Diversity Preserving Coresets for Image Quality Assessment
Abstract
Coresets are compact, representative subsets of large datasets. While coreset selection methods have been extensively investigated in image classification, their direct application to Image Quality Assessment (IQA) is hindered by the incoherent and structurally distinct nature of content and quality representations in IQA tasks. To address this gap, we propose Q-Diverse coreset, a framework tailored for IQA. Our method begins by extracting dual-view embeddings that are both content-aware and quality-aware, capturing semantic and perceptual nuances. Rather than directly combining these heterogeneous features, we construct separate pairwise distance matrices and fuse them in the distance space. This fusion transforms into a graph-based structure from which spectral embeddings are derived. Finally, a geometric diversity-based sampling strategy is applied in the spectral space to select a coreset that maximizes representativeness.

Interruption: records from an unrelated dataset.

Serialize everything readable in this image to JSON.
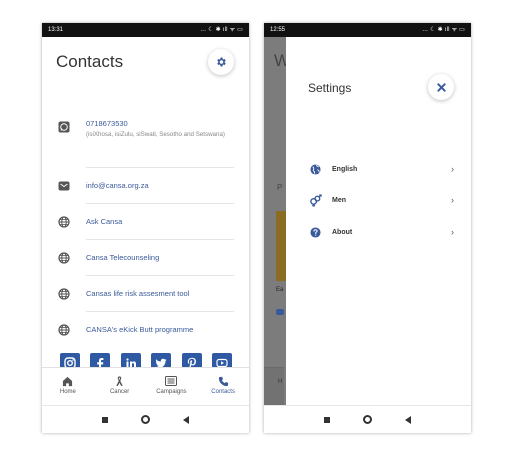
{
  "left_phone": {
    "status_time": "13:31",
    "status_icons": "… ☾ ✱ ıll ᯤ ▭",
    "title": "Contacts",
    "phone_number": "0718673530",
    "phone_sub": "(isiXhosa, isiZulu, siSwati, Sesotho and Setswana)",
    "email": "info@cansa.org.za",
    "links": [
      "Ask Cansa",
      "Cansa Telecounseling",
      "Cansas life risk assesment tool",
      "CANSA's eKick Butt programme"
    ],
    "social_icons": [
      "instagram-icon",
      "facebook-icon",
      "linkedin-icon",
      "twitter-icon",
      "pinterest-icon",
      "youtube-icon"
    ],
    "nav": [
      {
        "label": "Home",
        "icon": "home-icon"
      },
      {
        "label": "Cancer",
        "icon": "ribbon-icon"
      },
      {
        "label": "Campaigns",
        "icon": "campaigns-icon"
      },
      {
        "label": "Contacts",
        "icon": "phone-icon",
        "active": true
      }
    ]
  },
  "right_phone": {
    "status_time": "12:55",
    "status_icons": "… ☾ ✱ ıll ᯤ ▭",
    "background_letter": "W",
    "background_p": "P",
    "background_ea": "Ea",
    "background_home": "H",
    "settings_title": "Settings",
    "items": [
      {
        "label": "English",
        "icon": "globe-icon"
      },
      {
        "label": "Men",
        "icon": "gender-icon"
      },
      {
        "label": "About",
        "icon": "help-icon"
      }
    ]
  },
  "colors": {
    "accent": "#3a5a9a",
    "social": "#2f5aa3"
  }
}
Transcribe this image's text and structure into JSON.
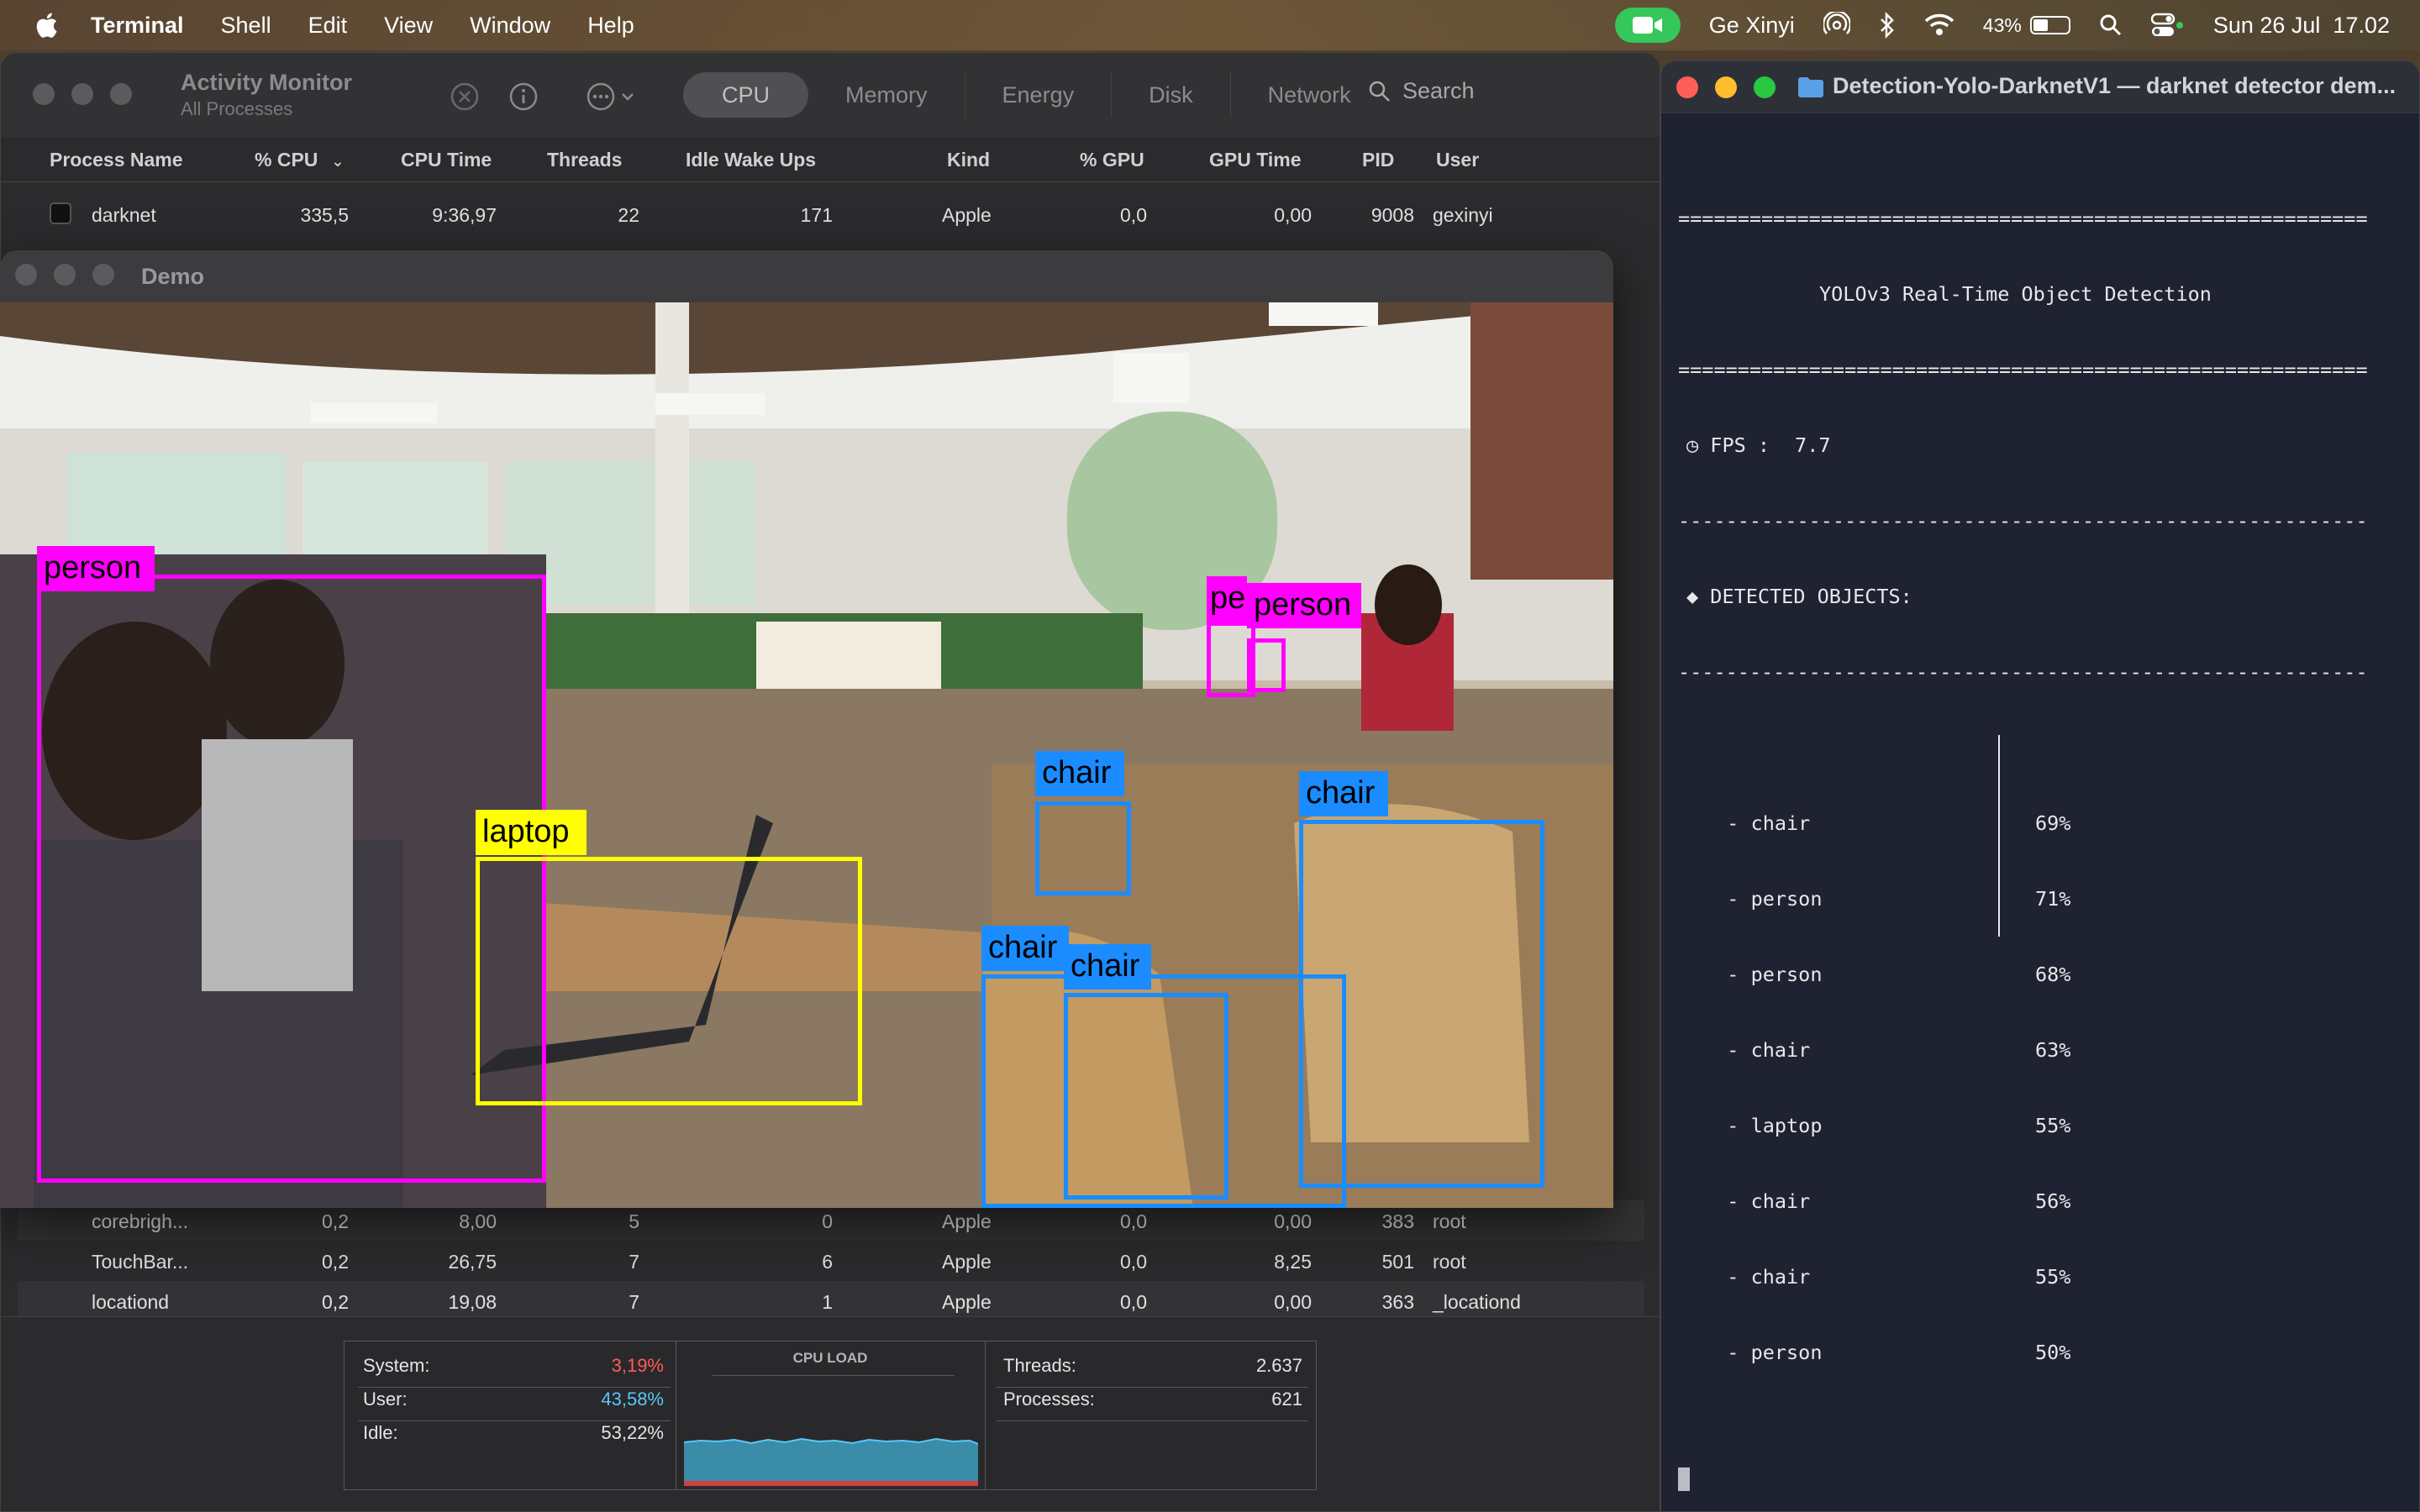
{
  "menubar": {
    "app_name": "Terminal",
    "menus": [
      "Shell",
      "Edit",
      "View",
      "Window",
      "Help"
    ],
    "user": "Ge Xinyi",
    "battery_percent": "43%",
    "battery_level": 0.43,
    "datetime": "Sun 26 Jul  17.02"
  },
  "activity_monitor": {
    "title": "Activity Monitor",
    "subtitle": "All Processes",
    "tabs": [
      "CPU",
      "Memory",
      "Energy",
      "Disk",
      "Network"
    ],
    "active_tab": "CPU",
    "search_label": "Search",
    "columns": [
      "Process Name",
      "% CPU",
      "CPU Time",
      "Threads",
      "Idle Wake Ups",
      "Kind",
      "% GPU",
      "GPU Time",
      "PID",
      "User"
    ],
    "rows_top": [
      {
        "name": "darknet",
        "cpu": "335,5",
        "cpu_time": "9:36,97",
        "threads": "22",
        "idle": "171",
        "kind": "Apple",
        "gpu": "0,0",
        "gpu_time": "0,00",
        "pid": "9008",
        "user": "gexinyi"
      }
    ],
    "rows_bottom": [
      {
        "name": "corebrigh...",
        "cpu": "0,2",
        "cpu_time": "8,00",
        "threads": "5",
        "idle": "0",
        "kind": "Apple",
        "gpu": "0,0",
        "gpu_time": "0,00",
        "pid": "383",
        "user": "root"
      },
      {
        "name": "TouchBar...",
        "cpu": "0,2",
        "cpu_time": "26,75",
        "threads": "7",
        "idle": "6",
        "kind": "Apple",
        "gpu": "0,0",
        "gpu_time": "8,25",
        "pid": "501",
        "user": "root"
      },
      {
        "name": "locationd",
        "cpu": "0,2",
        "cpu_time": "19,08",
        "threads": "7",
        "idle": "1",
        "kind": "Apple",
        "gpu": "0,0",
        "gpu_time": "0,00",
        "pid": "363",
        "user": "_locationd"
      }
    ],
    "footer": {
      "system_label": "System:",
      "system_value": "3,19%",
      "user_label": "User:",
      "user_value": "43,58%",
      "idle_label": "Idle:",
      "idle_value": "53,22%",
      "cpu_load_title": "CPU LOAD",
      "threads_label": "Threads:",
      "threads_value": "2.637",
      "processes_label": "Processes:",
      "processes_value": "621",
      "colors": {
        "system": "#ff5c5c",
        "user": "#5ac8fa"
      }
    }
  },
  "demo_window": {
    "title": "Demo",
    "detections": [
      {
        "label": "person",
        "color": "#ff00ff"
      },
      {
        "label": "laptop",
        "color": "#ffff00"
      },
      {
        "label": "pe",
        "color": "#ff00ff"
      },
      {
        "label": "person",
        "color": "#ff00ff"
      },
      {
        "label": "chair",
        "color": "#1a8cff"
      },
      {
        "label": "chair",
        "color": "#1a8cff"
      },
      {
        "label": "chair",
        "color": "#1a8cff"
      },
      {
        "label": "chair",
        "color": "#1a8cff"
      }
    ]
  },
  "terminal": {
    "title": "Detection-Yolo-DarknetV1 — darknet detector dem...",
    "separator_eq": "==========================================================",
    "separator_dash": "----------------------------------------------------------",
    "heading": "YOLOv3 Real-Time Object Detection",
    "fps_label": "◷ FPS :",
    "fps_value": "7.7",
    "detected_heading": "◆ DETECTED OBJECTS:",
    "objects": [
      {
        "name": "  - chair",
        "pct": "69%"
      },
      {
        "name": "  - person",
        "pct": "71%"
      },
      {
        "name": "  - person",
        "pct": "68%"
      },
      {
        "name": "  - chair",
        "pct": "63%"
      },
      {
        "name": "  - laptop",
        "pct": "55%"
      },
      {
        "name": "  - chair",
        "pct": "56%"
      },
      {
        "name": "  - chair",
        "pct": "55%"
      },
      {
        "name": "  - person",
        "pct": "50%"
      }
    ]
  }
}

Notably, Q-Diverse operates in a label-free manner, making it especially valuable in IQA, where collecting subjective quality annotations is computationally expensive and time-consuming. Experimental results on seven IQA benchmarks demonstrate that Q-Diverse enables the effective training of deep learning-based IQA architectures, even with limited data, impressively retaining performance. It achieves SRCC and PLCC values within 0.045 and 0.042 of those obtained from full-data training, using only 10% of the dataset on average. Our results establish Q-Diverse as a coreset selection method that enables efficient dataset curation as well as training and fine-tuning deep learning–based IQA models.